One of the disturbing features of modern life is that we live in times in which it is no longer possible to know what to expect of the future based on what we now know of the past. All we can be sure of is that the future will not be much like the past we have known, and because historical time is constantly accelerating, it is a future that will arrive ever more quickly. The disorientation this causes, the disorientation that comes from living modernity’s form of life, can become so intense and perplexing that we find it hard to contain our anxieties. We panic.

Prompted by the successful mapping of the human genome, and the consequent risks posed by genetic interventions into the basis of human life, the late Jacques Derrida, a philosopher renowned for, among other things, his extremely skeptical attitude towards apocalyptic thinking, expressed the following decidedly apocalyptic worry:

"...the risk that is run at this unique moment in the history of humanity is the risk of new crimes being committed against humanity and not only… against millions of real human beings as was [previously] the case, but a crime such that a sorcerer’s apprentice who was very cunning, the author of potential genetic manipulations, might in the future commit or supply the means for committing… against man, against the very humanity of man, no longer against millions of representatives of real humanity but against the essence itself of humanity, against an idea, an essence, a figure of the human race, represented this time by a countless number of beings and generations to come."

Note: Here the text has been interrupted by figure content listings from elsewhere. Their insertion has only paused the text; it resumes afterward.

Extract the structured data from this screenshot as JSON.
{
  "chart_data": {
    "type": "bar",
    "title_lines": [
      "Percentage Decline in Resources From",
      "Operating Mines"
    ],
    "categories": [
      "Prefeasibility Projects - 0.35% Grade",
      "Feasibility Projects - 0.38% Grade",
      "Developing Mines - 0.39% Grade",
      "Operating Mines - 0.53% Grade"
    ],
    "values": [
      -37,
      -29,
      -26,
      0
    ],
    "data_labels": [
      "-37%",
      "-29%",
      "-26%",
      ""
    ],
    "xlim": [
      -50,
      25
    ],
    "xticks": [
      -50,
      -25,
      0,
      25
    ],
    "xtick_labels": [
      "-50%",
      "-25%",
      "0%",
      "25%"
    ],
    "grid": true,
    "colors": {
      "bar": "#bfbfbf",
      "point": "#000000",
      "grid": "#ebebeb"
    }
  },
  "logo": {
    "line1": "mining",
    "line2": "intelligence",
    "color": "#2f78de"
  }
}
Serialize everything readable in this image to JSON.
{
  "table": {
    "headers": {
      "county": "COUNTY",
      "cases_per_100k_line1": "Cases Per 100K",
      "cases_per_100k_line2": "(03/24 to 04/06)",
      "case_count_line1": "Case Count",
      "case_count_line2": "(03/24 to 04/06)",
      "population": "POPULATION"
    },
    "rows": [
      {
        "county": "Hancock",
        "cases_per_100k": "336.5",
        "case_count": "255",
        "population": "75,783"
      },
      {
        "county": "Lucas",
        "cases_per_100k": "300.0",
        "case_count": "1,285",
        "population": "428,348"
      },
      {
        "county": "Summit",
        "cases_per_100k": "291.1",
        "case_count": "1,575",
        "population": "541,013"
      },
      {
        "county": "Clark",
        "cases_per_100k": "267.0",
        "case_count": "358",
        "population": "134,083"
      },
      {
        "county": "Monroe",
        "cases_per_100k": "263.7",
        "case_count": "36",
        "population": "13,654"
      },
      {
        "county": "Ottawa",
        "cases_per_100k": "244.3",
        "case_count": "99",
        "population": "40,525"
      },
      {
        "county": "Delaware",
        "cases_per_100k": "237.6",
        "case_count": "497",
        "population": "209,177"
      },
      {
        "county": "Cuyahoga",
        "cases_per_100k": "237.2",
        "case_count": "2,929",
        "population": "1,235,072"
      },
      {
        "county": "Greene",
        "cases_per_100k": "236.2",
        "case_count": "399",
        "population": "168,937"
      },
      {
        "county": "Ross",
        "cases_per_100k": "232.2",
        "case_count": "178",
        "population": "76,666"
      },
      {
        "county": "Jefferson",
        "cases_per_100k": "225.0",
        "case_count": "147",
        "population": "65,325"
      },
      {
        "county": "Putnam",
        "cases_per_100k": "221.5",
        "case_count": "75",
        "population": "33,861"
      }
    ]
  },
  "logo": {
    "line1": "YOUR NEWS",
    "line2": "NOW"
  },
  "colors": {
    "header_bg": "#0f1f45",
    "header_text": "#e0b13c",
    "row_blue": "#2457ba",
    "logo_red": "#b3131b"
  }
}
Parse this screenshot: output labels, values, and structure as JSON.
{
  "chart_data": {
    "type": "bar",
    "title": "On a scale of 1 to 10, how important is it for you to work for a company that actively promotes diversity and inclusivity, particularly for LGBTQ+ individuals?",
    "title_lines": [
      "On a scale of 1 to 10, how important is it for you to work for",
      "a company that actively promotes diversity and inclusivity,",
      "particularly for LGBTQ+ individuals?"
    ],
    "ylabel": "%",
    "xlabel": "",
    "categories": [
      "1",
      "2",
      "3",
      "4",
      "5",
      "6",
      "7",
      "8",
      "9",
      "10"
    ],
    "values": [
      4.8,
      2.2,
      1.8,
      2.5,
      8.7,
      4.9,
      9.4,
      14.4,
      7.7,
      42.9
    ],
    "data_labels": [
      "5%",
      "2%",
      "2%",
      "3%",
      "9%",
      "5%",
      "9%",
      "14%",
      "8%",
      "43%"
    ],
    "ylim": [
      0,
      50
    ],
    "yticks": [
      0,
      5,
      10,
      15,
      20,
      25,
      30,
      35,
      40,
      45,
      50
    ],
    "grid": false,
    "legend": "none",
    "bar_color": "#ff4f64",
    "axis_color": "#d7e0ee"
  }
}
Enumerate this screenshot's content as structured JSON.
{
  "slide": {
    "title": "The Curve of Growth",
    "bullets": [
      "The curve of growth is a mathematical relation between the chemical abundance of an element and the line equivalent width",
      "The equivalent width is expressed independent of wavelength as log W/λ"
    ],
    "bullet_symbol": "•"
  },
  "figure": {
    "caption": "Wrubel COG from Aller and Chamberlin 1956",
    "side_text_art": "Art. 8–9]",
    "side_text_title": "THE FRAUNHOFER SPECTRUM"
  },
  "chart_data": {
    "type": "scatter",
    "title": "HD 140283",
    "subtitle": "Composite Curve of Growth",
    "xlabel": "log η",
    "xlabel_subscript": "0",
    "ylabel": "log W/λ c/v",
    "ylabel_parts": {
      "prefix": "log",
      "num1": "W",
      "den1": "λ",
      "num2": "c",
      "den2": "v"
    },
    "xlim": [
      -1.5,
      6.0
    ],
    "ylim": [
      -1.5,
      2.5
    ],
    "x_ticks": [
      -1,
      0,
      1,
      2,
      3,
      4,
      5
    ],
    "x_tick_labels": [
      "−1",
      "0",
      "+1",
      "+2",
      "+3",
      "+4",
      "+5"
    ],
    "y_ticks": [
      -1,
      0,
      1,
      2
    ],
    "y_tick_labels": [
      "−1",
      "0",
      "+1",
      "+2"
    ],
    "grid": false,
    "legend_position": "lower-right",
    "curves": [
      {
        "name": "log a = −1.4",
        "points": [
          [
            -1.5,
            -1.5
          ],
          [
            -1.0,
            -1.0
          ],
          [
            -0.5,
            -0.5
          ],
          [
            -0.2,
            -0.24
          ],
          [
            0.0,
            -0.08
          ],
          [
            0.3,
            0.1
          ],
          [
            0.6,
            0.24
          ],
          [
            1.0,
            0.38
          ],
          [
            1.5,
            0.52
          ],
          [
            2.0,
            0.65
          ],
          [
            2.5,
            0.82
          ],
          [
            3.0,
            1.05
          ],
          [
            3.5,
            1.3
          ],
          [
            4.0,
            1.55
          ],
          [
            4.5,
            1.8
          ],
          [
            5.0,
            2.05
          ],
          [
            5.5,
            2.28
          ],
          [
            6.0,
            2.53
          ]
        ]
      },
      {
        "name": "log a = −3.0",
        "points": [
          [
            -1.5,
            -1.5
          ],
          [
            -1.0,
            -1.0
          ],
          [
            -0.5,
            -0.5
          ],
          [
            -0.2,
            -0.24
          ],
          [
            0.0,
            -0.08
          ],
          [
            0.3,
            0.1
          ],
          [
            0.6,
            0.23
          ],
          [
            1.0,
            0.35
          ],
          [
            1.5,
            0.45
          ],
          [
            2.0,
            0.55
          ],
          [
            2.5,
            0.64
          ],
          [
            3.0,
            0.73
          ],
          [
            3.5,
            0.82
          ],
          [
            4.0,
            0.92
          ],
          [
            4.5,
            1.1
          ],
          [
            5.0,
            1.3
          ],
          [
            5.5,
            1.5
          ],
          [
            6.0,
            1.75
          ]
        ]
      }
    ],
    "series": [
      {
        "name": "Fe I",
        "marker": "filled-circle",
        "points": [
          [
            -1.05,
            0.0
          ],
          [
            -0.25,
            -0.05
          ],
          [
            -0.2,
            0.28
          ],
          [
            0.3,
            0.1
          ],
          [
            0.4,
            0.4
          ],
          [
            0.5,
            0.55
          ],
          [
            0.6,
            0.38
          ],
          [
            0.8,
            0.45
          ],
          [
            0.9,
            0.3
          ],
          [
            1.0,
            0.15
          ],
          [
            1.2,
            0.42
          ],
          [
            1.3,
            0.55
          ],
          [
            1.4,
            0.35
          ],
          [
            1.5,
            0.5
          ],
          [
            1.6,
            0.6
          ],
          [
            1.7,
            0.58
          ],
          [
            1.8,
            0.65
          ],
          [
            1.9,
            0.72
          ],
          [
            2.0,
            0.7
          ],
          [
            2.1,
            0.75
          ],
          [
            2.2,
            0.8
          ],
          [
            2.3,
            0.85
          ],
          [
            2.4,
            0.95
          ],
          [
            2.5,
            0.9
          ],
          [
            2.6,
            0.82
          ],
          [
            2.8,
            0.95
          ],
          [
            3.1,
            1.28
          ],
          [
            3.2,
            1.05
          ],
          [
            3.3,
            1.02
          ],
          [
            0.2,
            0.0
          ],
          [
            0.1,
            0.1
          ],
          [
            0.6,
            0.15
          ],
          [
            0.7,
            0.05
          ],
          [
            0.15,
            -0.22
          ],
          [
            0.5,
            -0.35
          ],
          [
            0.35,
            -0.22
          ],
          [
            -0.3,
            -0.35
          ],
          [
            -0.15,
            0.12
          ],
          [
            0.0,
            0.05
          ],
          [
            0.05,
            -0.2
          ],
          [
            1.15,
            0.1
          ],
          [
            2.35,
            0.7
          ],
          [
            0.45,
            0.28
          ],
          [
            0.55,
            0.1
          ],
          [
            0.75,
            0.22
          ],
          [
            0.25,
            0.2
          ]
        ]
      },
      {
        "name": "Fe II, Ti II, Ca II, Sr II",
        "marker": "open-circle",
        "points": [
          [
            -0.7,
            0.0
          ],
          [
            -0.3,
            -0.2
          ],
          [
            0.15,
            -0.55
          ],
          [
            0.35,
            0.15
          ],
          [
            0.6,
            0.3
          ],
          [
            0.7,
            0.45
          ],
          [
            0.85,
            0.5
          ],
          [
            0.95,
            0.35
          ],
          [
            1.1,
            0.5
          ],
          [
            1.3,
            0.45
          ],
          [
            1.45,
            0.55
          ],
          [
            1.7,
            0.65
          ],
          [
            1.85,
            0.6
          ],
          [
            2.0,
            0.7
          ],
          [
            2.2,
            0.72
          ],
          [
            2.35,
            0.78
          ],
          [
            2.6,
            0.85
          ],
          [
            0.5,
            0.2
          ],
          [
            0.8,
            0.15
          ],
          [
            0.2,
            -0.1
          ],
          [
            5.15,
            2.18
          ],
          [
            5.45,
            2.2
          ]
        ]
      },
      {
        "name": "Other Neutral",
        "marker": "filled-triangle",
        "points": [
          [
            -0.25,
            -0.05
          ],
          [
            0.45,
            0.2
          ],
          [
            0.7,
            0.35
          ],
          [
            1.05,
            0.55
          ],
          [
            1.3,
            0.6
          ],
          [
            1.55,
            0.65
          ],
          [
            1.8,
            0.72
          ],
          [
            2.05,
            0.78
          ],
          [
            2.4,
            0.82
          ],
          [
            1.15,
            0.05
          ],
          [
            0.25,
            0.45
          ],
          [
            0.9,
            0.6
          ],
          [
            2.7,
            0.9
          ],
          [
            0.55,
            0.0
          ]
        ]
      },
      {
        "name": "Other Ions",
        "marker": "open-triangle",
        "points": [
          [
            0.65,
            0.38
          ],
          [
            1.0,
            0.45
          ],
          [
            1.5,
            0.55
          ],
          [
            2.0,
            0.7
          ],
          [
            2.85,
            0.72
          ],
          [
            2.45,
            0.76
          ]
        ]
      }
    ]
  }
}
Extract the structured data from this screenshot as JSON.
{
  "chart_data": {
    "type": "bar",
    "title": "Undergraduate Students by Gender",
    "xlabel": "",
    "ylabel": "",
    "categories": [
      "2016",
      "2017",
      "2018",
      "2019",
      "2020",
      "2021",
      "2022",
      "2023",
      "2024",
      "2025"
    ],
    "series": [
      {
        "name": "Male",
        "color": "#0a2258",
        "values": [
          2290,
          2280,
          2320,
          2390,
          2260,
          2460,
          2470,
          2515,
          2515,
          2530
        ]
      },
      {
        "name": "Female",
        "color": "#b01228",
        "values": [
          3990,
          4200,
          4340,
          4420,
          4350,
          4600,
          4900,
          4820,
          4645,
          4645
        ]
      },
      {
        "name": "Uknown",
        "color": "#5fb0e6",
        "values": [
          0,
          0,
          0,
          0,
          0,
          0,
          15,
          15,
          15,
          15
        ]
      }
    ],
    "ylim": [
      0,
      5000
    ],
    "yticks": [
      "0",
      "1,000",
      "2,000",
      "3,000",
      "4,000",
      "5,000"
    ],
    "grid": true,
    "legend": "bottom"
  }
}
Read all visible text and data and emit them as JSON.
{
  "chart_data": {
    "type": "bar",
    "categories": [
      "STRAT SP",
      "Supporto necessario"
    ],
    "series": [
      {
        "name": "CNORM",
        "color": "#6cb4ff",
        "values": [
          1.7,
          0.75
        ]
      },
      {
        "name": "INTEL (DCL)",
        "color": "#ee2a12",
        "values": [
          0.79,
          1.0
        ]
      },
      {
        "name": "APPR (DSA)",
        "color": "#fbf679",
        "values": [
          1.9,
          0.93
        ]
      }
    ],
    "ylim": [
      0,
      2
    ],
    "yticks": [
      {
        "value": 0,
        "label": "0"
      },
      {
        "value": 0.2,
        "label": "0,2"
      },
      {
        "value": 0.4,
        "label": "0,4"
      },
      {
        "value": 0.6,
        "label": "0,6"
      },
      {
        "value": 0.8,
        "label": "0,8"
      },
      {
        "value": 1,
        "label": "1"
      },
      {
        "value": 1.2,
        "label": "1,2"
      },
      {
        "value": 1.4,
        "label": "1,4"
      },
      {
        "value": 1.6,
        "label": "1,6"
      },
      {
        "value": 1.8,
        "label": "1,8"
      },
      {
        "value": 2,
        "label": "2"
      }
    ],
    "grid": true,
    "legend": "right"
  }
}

A crime against the essence of humanity, irreversibly programmed to repeat itself over and over again from generation to generation, and so a crime against the very future of humanity? Now, that sounds pretty apocalyptic. What are we supposed to make of this? Should we say that Derrida panicked, unthinkingly reverting to an anthropocentric essentialism whose fierce critic he once was? Did the hyper-skeptical, hyper-critical master of deconstruction go soft in the end, revealing himself to be a sentimental "humanist," still attached to the hoary old question, perhaps, the oldest philosophical question—the question of what it is to be a human being? Or is it the case that Derrida, along with a number of other philosophers, social scientists, and public intellectuals have awakened to the power of the new technologies—the power of genetics, nanotechnology, robotics, and synthetic biology—to radically and permanently alter what it is to be a human being, and to make what it was to be human potentially unrecognizable as human?